Johnny became unhoused for some time.
“It was probably one of the worst experiences that I have had in the town,” Johnny said. “Not just of being homeless, but being homeless in Corvallis, [Ore]. I think Corvallis does not treat homeless people well, and I know that from first-hand experience.”
Later, he was able to move to Anaheim, Calif. with his partner. There, he was introduced to the idea of the Really Really Free Market.
The Really Really Free Market is a mutual aid-based support system that provides 100% free clothing, food and hygiene products to whoever may need them. It is open every Friday from noon to 4 p.m. in the Student Experience Center Plaza, and every last Saturday of the month in Pioneer Park. Now, after almost a year of helping their community, RRFM organizers are pushing to open a 24/7 brick-and-mortar location in downtown Corvallis.

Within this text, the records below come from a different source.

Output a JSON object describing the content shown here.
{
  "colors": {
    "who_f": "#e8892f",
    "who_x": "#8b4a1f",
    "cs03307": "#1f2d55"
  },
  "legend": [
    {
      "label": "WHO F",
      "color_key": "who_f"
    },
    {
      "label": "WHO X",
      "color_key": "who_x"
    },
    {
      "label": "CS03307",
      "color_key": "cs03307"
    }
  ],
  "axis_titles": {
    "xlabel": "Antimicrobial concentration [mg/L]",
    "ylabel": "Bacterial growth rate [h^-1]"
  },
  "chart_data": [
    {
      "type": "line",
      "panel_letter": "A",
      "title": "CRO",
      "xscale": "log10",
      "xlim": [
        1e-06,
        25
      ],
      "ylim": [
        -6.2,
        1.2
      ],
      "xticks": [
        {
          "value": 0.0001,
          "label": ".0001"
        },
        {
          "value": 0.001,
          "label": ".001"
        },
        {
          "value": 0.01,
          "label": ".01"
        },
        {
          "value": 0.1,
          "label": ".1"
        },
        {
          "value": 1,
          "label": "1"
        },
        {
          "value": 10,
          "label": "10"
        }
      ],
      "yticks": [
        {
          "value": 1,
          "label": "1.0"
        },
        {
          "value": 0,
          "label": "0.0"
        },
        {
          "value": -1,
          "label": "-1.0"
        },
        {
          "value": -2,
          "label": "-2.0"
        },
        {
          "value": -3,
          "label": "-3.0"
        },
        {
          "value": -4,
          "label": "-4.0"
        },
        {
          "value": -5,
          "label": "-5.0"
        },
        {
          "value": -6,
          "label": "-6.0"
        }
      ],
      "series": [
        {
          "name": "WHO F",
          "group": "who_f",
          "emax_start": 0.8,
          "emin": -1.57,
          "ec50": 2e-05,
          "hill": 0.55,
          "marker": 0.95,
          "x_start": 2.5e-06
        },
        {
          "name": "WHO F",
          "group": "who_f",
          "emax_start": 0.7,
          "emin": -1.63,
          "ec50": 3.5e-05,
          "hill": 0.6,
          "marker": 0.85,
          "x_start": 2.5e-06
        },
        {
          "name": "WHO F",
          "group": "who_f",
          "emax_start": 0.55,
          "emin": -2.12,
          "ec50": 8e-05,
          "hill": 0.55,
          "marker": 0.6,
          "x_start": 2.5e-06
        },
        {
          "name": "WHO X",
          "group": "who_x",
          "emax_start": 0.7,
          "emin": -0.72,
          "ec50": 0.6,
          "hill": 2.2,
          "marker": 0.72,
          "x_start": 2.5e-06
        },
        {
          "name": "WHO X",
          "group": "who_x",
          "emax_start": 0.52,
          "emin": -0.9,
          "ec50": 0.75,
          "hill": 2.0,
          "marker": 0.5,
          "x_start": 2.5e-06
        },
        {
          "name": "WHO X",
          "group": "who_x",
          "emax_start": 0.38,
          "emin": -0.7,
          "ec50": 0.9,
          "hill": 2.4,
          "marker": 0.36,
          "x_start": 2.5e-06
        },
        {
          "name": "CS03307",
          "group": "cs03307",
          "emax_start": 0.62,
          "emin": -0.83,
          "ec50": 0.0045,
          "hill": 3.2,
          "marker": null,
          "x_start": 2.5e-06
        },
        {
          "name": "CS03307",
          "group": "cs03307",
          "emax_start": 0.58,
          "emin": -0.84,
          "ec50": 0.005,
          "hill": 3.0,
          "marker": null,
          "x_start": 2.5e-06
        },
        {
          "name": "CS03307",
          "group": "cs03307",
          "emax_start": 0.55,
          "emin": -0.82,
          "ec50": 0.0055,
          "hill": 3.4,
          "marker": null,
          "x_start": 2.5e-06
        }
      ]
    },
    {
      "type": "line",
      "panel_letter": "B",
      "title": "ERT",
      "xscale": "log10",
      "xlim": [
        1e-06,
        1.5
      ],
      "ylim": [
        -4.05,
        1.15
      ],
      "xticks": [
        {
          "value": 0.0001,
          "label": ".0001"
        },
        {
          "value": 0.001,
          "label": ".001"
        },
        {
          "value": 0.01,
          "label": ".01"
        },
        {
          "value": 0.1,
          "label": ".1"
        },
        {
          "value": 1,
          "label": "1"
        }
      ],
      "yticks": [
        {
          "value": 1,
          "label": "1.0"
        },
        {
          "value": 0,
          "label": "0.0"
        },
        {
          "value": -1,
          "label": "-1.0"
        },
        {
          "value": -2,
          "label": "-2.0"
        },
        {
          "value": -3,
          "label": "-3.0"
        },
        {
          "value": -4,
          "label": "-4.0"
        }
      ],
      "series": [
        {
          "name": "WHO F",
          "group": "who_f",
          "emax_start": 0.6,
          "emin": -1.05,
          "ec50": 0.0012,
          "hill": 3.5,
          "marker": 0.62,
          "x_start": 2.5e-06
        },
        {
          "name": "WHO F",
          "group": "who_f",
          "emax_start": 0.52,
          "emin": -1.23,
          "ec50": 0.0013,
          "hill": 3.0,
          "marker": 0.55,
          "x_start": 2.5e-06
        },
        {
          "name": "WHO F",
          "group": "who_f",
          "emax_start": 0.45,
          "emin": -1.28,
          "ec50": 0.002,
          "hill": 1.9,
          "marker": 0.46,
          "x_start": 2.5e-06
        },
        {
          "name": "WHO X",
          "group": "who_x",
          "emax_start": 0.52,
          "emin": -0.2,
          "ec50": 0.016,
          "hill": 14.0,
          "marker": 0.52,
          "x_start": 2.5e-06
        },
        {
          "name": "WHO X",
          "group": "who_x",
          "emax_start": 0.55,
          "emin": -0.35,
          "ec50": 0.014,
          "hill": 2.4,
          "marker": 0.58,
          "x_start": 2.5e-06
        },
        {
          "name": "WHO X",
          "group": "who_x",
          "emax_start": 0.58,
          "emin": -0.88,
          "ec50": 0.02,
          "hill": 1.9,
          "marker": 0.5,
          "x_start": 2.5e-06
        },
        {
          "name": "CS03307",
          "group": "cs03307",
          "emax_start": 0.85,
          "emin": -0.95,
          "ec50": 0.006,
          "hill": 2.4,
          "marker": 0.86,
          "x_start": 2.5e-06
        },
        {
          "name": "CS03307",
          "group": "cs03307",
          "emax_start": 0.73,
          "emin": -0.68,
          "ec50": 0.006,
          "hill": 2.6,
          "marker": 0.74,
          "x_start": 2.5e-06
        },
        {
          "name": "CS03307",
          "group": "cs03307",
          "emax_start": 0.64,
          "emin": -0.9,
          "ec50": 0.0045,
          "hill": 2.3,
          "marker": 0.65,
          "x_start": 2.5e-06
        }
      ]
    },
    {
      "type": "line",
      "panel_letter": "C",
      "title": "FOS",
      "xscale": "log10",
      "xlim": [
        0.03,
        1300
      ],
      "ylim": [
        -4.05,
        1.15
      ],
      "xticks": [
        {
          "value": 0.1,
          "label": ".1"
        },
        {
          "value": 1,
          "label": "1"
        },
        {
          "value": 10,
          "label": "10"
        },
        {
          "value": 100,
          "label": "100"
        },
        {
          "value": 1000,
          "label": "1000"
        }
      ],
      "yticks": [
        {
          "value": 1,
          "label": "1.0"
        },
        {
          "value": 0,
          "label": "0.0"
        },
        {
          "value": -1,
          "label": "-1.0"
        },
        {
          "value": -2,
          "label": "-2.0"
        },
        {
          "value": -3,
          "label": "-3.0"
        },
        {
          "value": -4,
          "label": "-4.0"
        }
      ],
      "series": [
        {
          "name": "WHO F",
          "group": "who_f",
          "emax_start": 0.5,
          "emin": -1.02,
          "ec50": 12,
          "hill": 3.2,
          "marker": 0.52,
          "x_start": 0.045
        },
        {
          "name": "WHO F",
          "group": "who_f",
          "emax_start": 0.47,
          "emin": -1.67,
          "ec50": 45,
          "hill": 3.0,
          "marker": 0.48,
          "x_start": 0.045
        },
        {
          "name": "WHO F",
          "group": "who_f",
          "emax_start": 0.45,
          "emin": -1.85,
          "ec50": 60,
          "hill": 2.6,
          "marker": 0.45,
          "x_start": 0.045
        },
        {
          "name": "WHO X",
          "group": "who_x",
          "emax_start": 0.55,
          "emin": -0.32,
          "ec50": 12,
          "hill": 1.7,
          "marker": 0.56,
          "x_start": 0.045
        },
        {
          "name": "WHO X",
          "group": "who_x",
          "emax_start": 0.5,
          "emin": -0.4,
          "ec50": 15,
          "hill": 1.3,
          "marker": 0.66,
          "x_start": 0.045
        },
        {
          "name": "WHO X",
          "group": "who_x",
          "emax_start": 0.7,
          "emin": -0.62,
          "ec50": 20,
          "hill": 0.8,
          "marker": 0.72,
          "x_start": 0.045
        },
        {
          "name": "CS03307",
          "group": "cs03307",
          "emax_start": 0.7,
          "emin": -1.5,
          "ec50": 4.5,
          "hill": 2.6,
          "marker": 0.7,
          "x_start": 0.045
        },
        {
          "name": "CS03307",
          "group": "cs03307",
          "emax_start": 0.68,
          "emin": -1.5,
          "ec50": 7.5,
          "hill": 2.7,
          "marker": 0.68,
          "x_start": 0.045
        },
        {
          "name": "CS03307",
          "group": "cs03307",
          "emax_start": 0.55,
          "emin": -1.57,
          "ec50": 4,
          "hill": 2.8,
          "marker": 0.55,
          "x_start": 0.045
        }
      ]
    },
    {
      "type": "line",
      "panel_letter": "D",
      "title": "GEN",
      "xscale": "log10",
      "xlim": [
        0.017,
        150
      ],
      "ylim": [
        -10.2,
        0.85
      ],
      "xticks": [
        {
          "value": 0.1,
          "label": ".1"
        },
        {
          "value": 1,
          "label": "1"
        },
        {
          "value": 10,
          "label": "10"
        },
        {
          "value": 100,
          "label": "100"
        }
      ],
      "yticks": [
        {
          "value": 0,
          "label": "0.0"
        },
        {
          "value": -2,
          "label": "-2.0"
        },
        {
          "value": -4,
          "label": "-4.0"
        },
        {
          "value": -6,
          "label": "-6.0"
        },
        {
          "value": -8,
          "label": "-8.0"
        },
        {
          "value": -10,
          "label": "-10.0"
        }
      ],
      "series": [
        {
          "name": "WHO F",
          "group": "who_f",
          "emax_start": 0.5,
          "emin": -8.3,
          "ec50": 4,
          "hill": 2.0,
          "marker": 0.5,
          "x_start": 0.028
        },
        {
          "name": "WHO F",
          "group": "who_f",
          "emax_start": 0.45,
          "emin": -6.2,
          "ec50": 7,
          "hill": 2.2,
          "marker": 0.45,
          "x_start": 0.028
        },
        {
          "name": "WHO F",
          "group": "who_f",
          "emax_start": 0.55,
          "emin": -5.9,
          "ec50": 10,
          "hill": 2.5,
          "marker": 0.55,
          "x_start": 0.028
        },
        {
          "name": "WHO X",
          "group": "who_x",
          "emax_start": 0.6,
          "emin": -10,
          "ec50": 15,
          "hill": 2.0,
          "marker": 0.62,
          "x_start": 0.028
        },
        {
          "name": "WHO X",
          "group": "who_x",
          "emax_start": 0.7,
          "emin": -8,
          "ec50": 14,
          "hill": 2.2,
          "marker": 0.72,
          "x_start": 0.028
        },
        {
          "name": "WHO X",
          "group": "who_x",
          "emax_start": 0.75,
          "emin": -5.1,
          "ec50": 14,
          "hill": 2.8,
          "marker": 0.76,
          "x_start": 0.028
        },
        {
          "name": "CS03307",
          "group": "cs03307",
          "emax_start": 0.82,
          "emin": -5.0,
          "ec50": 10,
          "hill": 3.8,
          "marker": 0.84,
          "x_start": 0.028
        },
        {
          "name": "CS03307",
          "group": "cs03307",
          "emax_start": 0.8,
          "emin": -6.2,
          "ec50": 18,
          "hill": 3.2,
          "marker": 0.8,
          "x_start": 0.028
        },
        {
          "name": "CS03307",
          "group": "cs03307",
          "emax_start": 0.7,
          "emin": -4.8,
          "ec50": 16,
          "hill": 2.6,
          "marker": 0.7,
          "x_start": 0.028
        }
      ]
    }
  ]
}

“Really Really Free Market is this premise of non-commodification of clothing and essential items, like food and anything the community needs,” said Julian Clarke, an organizer for the Corvallis market. “We are in communication with one in Hong Kong right now—it just shows how widespread this is. There’s one in Lexington and one in Eugene, so there are already a couple in Oregon.”
The idea of free markets was started in big cities like Los Angeles and New York, with groups of people coming together to help the unhoused communities with anything they could offer. Courtyard-sized spreads of free clothes and other goods would be laid out for anyone who needed it.
The markets were a huge success and quickly spread across the country wherever they were needed. With nearly 600,000 people experiencing houselessness in America, and countless more who were missed in the surveys, there is clearly a demand for the markets everywhere.
“I was introduced to the Really Really Free Market in Anaheim and we were already making plans to move back to Corvallis, so I thought it would be a great opportunity to help the unhoused folks who were in a very similar position to what I was in because we saw how helpful it was there,” Johnny said.
Last March, after Johnny had returned to Corvallis, he and his friends began opening the Really Really Free Market whenever they could. It was small, and not many people knew about it at first. But, the impact they were having on the unhoused community was recognized, and the market began to grow and grow.
Now, RRFM organizers are working to raise $5,000 to lease a location downtown for the market, so they can serve the people who need them better. The building they want to lease is next to a bus stop, so there will be at least one reliable way to get there. The location will also be open 24/7, so people can come whenever they find themselves in need.
“We’re also thinking about accessibility because some people can’t come here because they don’t have a means of transport,” Clarke said. “At least with the bus system, people will be able to stop right in front of the building.”
Recently, they have had to cut down the frequency of the market because of a lack of organizers. Most of the people who come set up and tear down the events are full-time students or are working full-time jobs.
“We’re all roughly college-aged and it’s hard to mix class and work schedules with this,” Clarke said. “We work on a basis of show up if you can, so we don’t have schedules or shift periods. That’s kind of formal and we don’t really like doing that.”
Anyone who wants to help can just show up whenever they are available or DM the Really Really Free Market on Instagram at @rrfm_corvallis. RRFM organizers are always welcoming donations as well. Clothes are always needed, but some unhoused folks have also been asking for can openers, lighters, tents, loofahs, soap and Sharpies. Anything you give will be passed on to a person in need, for free. If you want to help them reach their goal of opening the market in their downtown location, you can find them on Venmo at @rrfm_corvallis.
“A lot of people come up and ask ‘What organization or club are you with?’ and we always have to say we are not an organization or club,” Johnny said. “We are just people in town who are concerned and this is the best way we can help.”